O Metal enfrenta o que as pessoas têm medo. O Metal admira as coisas que a sociedade desdenha. O Metal celebra o que todo mundo nega.”
A PROFECIA AUTO-REALIZÁVEL
Por Daniel Dystyler
Dov Eden é um americano naturalizado israelense.
Ele é Ph.D. pela Universidade de Michigan, e esteve recentemente no Brasil para uma série de palestras que giravam em torno do seguinte tema:
A Profecia Auto-Realizável.
O conceito da “Profecia Auto-Realizável” é bastante simples:
Basicamente ele diz que, quanto mais as pessoas acreditam em uma coisa, mais elas se comportam de forma a contribuir para que essa coisa aconteça. E com isso elas influenciam o resultado dessa coisa, e no fim das contas, na maioria das vezes, a coisa acaba acontecendo.
Simples, né ? Na verdade, óbvio…
Funcionários que acreditam que o ano de trabalho vai ser ruim, trabalham de forma desmotivada, sem foco, sem “sangue nos olhos“, preocupados com seu emprego, e no fim das contas, esse comportamento acaba contribuindo para que o ano seja realmente ruim. A promessa de um ano ruim acaba se tornando realidade. A profecia, se cumpre.
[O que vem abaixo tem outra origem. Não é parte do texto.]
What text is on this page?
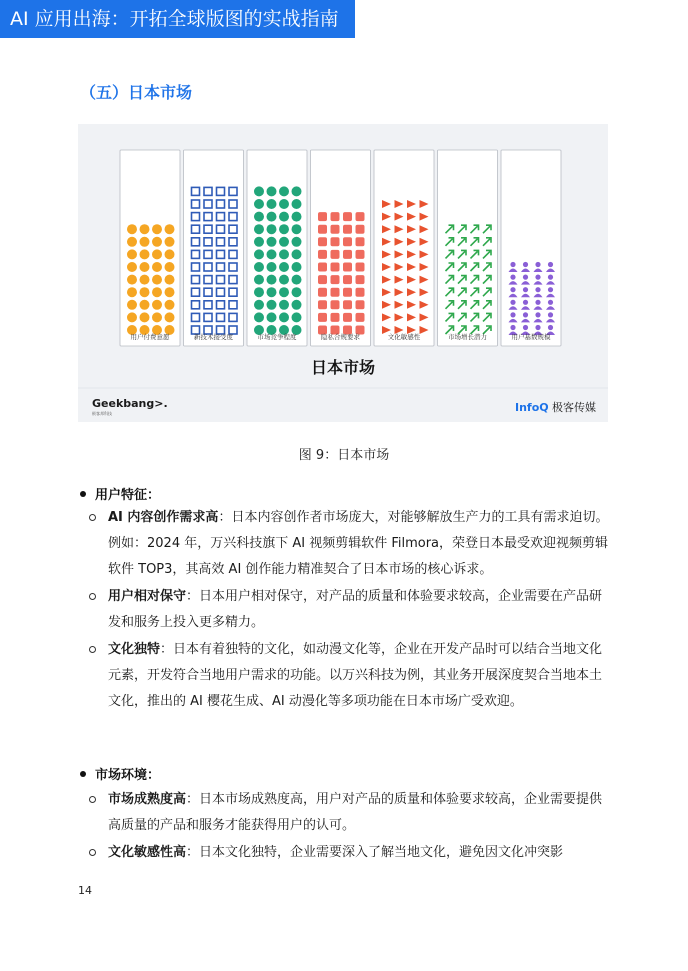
AI 应用出海：开拓全球版图的实战指南
（五）日本市场
用户付费意愿	新技术接受度	市场竞争程度	隐私合规要求	文化敏感性	市场增长潜力	用户基数规模
日本市场
Geekbang>.
极客邦科技	InfoQ 极客传媒
图 9：日本市场
用户特征：
AI 内容创作需求高：日本内容创作者市场庞大，对能够解放生产力的工具有需求迫切。例如：2024 年，万兴科技旗下 AI 视频剪辑软件 Filmora，荣登日本最受欢迎视频剪辑软件 TOP3，其高效 AI 创作能力精准契合了日本市场的核心诉求。
用户相对保守：日本用户相对保守，对产品的质量和体验要求较高，企业需要在产品研发和服务上投入更多精力。
文化独特：日本有着独特的文化，如动漫文化等，企业在开发产品时可以结合当地文化元素，开发符合当地用户需求的功能。以万兴科技为例，其业务开展深度契合当地本土文化，推出的 AI 樱花生成、AI 动漫化等多项功能在日本市场广受欢迎。
市场环境：
市场成熟度高：日本市场成熟度高，用户对产品的质量和体验要求较高，企业需要提供高质量的产品和服务才能获得用户的认可。
文化敏感性高：日本文化独特，企业需要深入了解当地文化，避免因文化冲突影
14
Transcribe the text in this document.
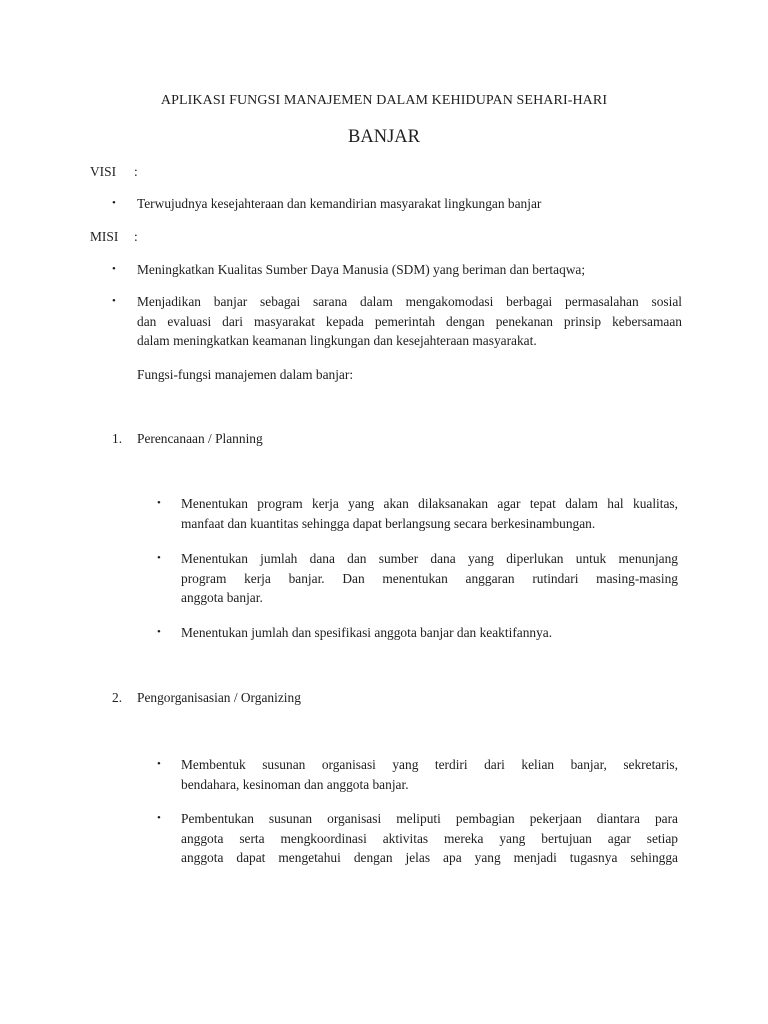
APLIKASI FUNGSI MANAJEMEN DALAM KEHIDUPAN SEHARI-HARI
BANJAR
VISI :
•	Terwujudnya kesejahteraan dan kemandirian masyarakat lingkungan banjar
MISI :
•	Meningkatkan Kualitas Sumber Daya Manusia (SDM) yang beriman dan bertaqwa;
•	Menjadikan banjar sebagai sarana dalam mengakomodasi berbagai permasalahan sosial
dan evaluasi dari masyarakat kepada pemerintah dengan penekanan prinsip kebersamaan
dalam meningkatkan keamanan lingkungan dan kesejahteraan masyarakat.
Fungsi-fungsi manajemen dalam banjar:
1. Perencanaan / Planning
• Menentukan program kerja yang akan dilaksanakan agar tepat dalam hal kualitas,
manfaat dan kuantitas sehingga dapat berlangsung secara berkesinambungan.
• Menentukan jumlah dana dan sumber dana yang diperlukan untuk menunjang
program kerja banjar. Dan menentukan anggaran rutindari masing-masing
anggota banjar.
• Menentukan jumlah dan spesifikasi anggota banjar dan keaktifannya.
2. Pengorganisasian / Organizing
• Membentuk susunan organisasi yang terdiri dari kelian banjar, sekretaris,
bendahara, kesinoman dan anggota banjar.
• Pembentukan susunan organisasi meliputi pembagian pekerjaan diantara para
anggota serta mengkoordinasi aktivitas mereka yang bertujuan agar setiap
anggota dapat mengetahui dengan jelas apa yang menjadi tugasnya sehingga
Da mesma forma, jogadores de um time que realmente acreditam que vão ganhar, têm uma postura (dedicação, confiança, comprometimento, doação, foco, companheirismo) que realmente influencia na performance do time, e com isso, eles vão influenciar o resultado, e possivelmente vão ganhar. Eles vão auto-realizar a Profecia deles.
Na década de 80, eu era apenas um adolescente, fã de Heavy Metal, Roadie do Viper (aliás, muito feliz com esse “cargo” não-remunerado), vidrado em Iron Maiden e videogames do Atari na época) que não me preocupava (e nem sabia) nada disso. Palestras, trabalho, vida profissional, profecias auto-realizáveis, eram coisas que não pertenciam ao meu dia-a-dia.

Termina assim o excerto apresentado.